Photo Courtesy of Sundance Institute
-
31
Rob Zombie didn't come to Sundance with a little indie drama about people's feelings, he came with a small army of killer clowns. Sheri Moon Zombie, Jeff Daniel Phillips and Richard Brake headline a strong cast in an assaulting movie, destined to please Rob Zombie's fans and put everybody else off. For what it's worth, I had a good time.
Photo Courtesy of Sundance Institute
-
Wiener Dog
From acclaimed misery merchant Todd Solondz comes a quartet of short films, all of them loosely connected by the presence of an adorable dachshund. The parts don't come together well, but individually they are all accomplished little tales, about a manipulated young boy, the awkward love of Dawn Wiener, a stifled film professor and a crotchety retiree. You will be bummed out. You might enjoy yourself anyway.

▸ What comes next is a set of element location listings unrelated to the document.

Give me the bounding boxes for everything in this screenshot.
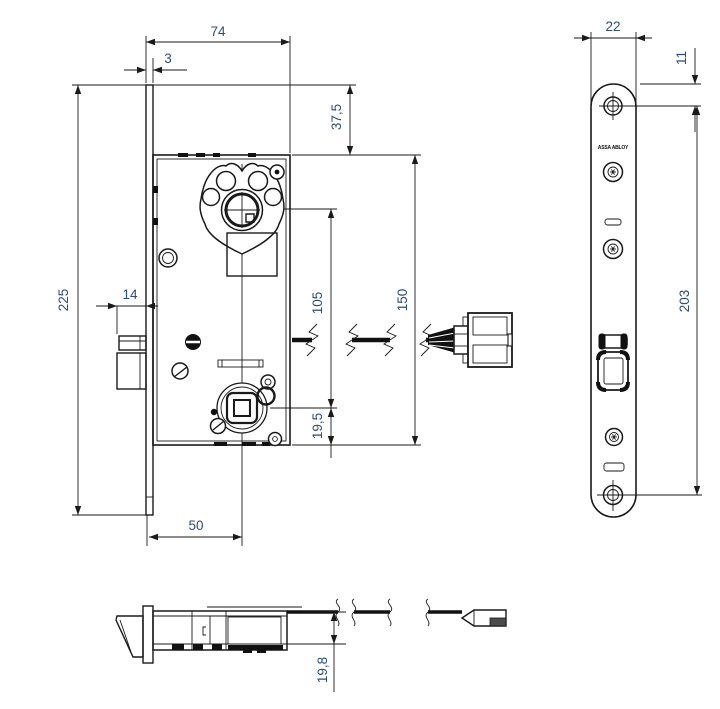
front-details <box>159 233 277 379</box>
bracket-mark <box>203 627 206 635</box>
cylinder-hole <box>200 164 284 254</box>
connector-plug-bottom <box>462 610 506 626</box>
case-width-dimension: 74 <box>146 24 290 45</box>
faceplate-front <box>146 85 153 515</box>
case-width-label: 74 <box>210 24 226 39</box>
connector-plug-front <box>428 313 512 367</box>
drawing-canvas: 74 3 37,5 225 14 <box>0 0 720 709</box>
case-top-offset-dimension: 37,5 <box>329 85 353 155</box>
brand-logo: ASSA ABLOY <box>598 145 629 151</box>
cylinder-screw-hole <box>203 189 220 206</box>
faceplate-thickness-dimension: 3 <box>124 51 187 73</box>
case-depth-label: 19,8 <box>315 657 330 683</box>
faceplate-height-label: 225 <box>56 289 71 312</box>
faceplate-edge <box>143 606 153 663</box>
backset-dimension: 50 <box>149 518 242 540</box>
spindle-follower <box>211 375 282 446</box>
case-top-offset-label: 37,5 <box>329 104 344 130</box>
cylinder-screw-hole <box>249 172 268 191</box>
slot-bar <box>218 360 263 367</box>
faceplate-thickness-label: 3 <box>164 51 172 66</box>
bottom-view: 19,8 <box>116 599 506 692</box>
follower-to-bottom-dimension: 19,5 <box>310 408 334 458</box>
backset-label: 50 <box>188 518 203 533</box>
cylinder-to-follower-label: 105 <box>310 292 325 315</box>
case-height-label: 150 <box>395 289 410 312</box>
latch-bolt-front <box>117 336 146 389</box>
top-to-screw-label: 11 <box>674 51 689 65</box>
housing-block <box>228 617 281 644</box>
faceplate-width-label: 22 <box>605 19 620 34</box>
lock-case-front <box>146 85 290 515</box>
latch-bevel <box>116 616 143 657</box>
spindle-square-hole <box>234 400 250 416</box>
lock-dimensional-drawing: 74 3 37,5 225 14 <box>0 0 720 709</box>
deadlatch-pin <box>119 336 146 350</box>
case-screw <box>269 433 282 446</box>
cylinder-to-follower-dimension: 105 <box>310 209 334 408</box>
case-depth-dimension: 19,8 <box>287 612 346 692</box>
cylinder-screw-hole <box>217 172 236 191</box>
front-view: 74 3 37,5 225 14 <box>56 24 512 546</box>
cylinder-screw-hole <box>265 189 282 206</box>
faceplate-latch-opening <box>598 334 628 391</box>
follower-to-bottom-label: 19,5 <box>310 413 325 439</box>
screw-spacing-label: 203 <box>677 290 692 313</box>
fixing-hole <box>159 249 177 267</box>
latch-protrusion-dimension: 14 <box>96 287 158 309</box>
latch-protrusion-label: 14 <box>122 287 138 302</box>
main-latch <box>117 353 146 389</box>
cable-bottom <box>287 599 462 626</box>
case-height-dimension: 150 <box>395 155 418 445</box>
faceplate-height-dimension: 225 <box>56 85 81 515</box>
faceplate-view: 22 11 203 ASSA ABLOY <box>574 19 702 517</box>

Photo Courtesy of Sundance Institute
-
Wild
Nicolette Krebitz directs a film that sounds bold on paper, with scenes that may shock you, but regrettably doesn't explore its nastier elements enough to feel like it was worth the trouble. Wild is the story of a young woman who falls in lust with a wolf, and begins to devolve to its level as their relationship becomes increasingly unhealthy. It's intriguing, but it just doesn't go far enough with its premise.
Photo Courtesy of Sundance Institute
-
Yoga Hosers
Kevin Smith's silliest movie yet stars his daughter Harley Quinn, and Johnny Depp's daughter Lily-Rose, as teenagers whose weekend of minimum wage work and senior parties gets derailed by a Nazi mad scientist. Everything about Yoga Hosers is ridiculous, but it's mostly funny and the two young leads are charming enough to carry the movie's occasional, less than funny moments.